Other file IO settings:
innodb_autoextend_increment: HT doesn't think this is important. It specifies growth increment for shared tablespace (not for per table tablespaces). Larger values allow to reduce fragmentation.

InnoDB_file_io_threads: changes number of IO threads on Windows only. Note that all 4 threads are doing different jobs. In future it may change?

InnoDB_open_files: number of files used for per table tablespaces. You should increase it you have a lot of tables. No stats are available so far to show number of re-opens InnoDB needs to do.

innodb_support_xa: if set to 0 it reduces work InnoDB should do on transaction commit, however binlog can get out of sync.

So how do you minimize restart times: InnoDB buffer pool may have a lot of unflushed data and shutdown may take very long time. If you need to minimize downtime then

SET GLOBAL innodb_max_dirty_pages_pct=0

Watch for InnoDB_buffer_pool_pages_dirty in SHOW STATUS. As it gets close to 0, shut down the server.

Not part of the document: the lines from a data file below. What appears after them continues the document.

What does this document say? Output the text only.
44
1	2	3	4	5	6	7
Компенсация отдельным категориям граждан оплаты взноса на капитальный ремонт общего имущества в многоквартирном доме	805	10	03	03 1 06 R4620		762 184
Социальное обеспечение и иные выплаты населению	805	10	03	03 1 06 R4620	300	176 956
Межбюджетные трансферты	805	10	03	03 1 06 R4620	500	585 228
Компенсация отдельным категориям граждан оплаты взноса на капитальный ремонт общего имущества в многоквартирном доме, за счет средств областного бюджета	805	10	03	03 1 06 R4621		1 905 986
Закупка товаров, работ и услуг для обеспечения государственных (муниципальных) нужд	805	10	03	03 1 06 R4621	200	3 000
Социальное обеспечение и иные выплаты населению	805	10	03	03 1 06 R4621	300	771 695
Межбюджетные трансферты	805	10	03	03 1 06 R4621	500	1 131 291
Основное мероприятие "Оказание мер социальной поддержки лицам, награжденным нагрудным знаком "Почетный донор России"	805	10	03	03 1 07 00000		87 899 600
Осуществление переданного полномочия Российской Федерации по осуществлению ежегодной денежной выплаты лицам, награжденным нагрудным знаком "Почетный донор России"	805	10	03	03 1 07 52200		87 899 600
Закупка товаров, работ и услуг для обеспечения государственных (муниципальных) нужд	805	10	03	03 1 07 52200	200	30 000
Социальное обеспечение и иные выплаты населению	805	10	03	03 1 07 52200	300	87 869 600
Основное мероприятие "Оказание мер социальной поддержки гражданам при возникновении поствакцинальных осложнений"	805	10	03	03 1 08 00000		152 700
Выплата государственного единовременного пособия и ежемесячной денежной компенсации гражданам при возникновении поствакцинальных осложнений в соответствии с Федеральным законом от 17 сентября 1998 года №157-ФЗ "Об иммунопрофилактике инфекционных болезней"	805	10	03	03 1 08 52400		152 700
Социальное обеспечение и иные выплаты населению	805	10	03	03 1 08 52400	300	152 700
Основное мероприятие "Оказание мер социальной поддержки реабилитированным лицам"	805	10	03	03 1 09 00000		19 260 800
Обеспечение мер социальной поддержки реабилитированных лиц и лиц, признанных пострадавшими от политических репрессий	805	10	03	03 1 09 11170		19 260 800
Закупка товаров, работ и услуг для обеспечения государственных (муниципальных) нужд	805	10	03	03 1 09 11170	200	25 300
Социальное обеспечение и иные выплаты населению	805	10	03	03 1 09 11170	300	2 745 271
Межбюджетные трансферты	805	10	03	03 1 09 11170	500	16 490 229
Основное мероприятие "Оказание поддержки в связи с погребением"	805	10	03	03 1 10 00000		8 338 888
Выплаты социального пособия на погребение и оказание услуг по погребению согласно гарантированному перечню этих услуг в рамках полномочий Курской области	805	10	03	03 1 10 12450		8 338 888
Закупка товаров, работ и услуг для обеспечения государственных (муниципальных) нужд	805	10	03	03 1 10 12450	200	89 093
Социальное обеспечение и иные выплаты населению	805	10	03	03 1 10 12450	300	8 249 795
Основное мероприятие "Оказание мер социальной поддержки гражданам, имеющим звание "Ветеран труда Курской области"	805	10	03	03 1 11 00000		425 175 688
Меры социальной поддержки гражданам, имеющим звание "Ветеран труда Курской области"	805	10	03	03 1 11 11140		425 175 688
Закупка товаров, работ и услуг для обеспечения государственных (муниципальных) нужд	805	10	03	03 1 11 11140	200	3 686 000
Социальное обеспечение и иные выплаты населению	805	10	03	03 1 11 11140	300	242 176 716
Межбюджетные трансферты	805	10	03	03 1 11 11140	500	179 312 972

InnoDB doesn't remove rows on delete and old row versions on update because these may be needed by other transactions. Purge thread is used to clean up these unused rows. In some workloads, the purge thread may not be able to keep up and the tablespace will grow witout bounds. CHECK TRANSACTIONS section in SHOW INNODB STATUS.

innodb_max_purge_lag limits number of transactions which have updated/deleted rows. This will delay insert/updates so purge thread can keep up. What is a good value of innodb_max_purge_lag? HT will set it to 100,000. It is measured in history list which contains transactions. Million transactions for this is too much.

innodb_commit_concurrency: umber of threads that are allowed at commit stage at the same time.

Questions: Are there any plans to make InnoDB's output to error log in a more defined/structured format?
Why does InnoDB show status sometimes only shows X transactions running and then truncates.

Google and MySQL

Chip Turner and Mark Callaghan are presenting the session "MySQL: The Real Grid Database"

Data is sharded vertically and they have a lots of replicas. Resharding is a bigger pain than sharding. Make really smart software and manage with least human resources as possible. They are going to talk about problems that matter to them.

The Grid database approach: deploy a large number of small servers.
Use highly redundant commodity components.
Added capacity has a low incremental cost.
Not much capacity lost when a server fails.
Which allows them to support many servers with a few DBAs.

I asked Chip earlier and he told me that they don't use any memcache at all. Their spindles are flying more crazily than their network bandwidth.

What is manageability?
-Make it easy to do the tasks that must be done
Reduce the number of tasks that must be done
Make all tasks scriptable

Why it matters?
You want to support hundreds of database servers with one DBA. This gives them time to solve more interesting problems.

They used to compile db on db server by hand, then they learned.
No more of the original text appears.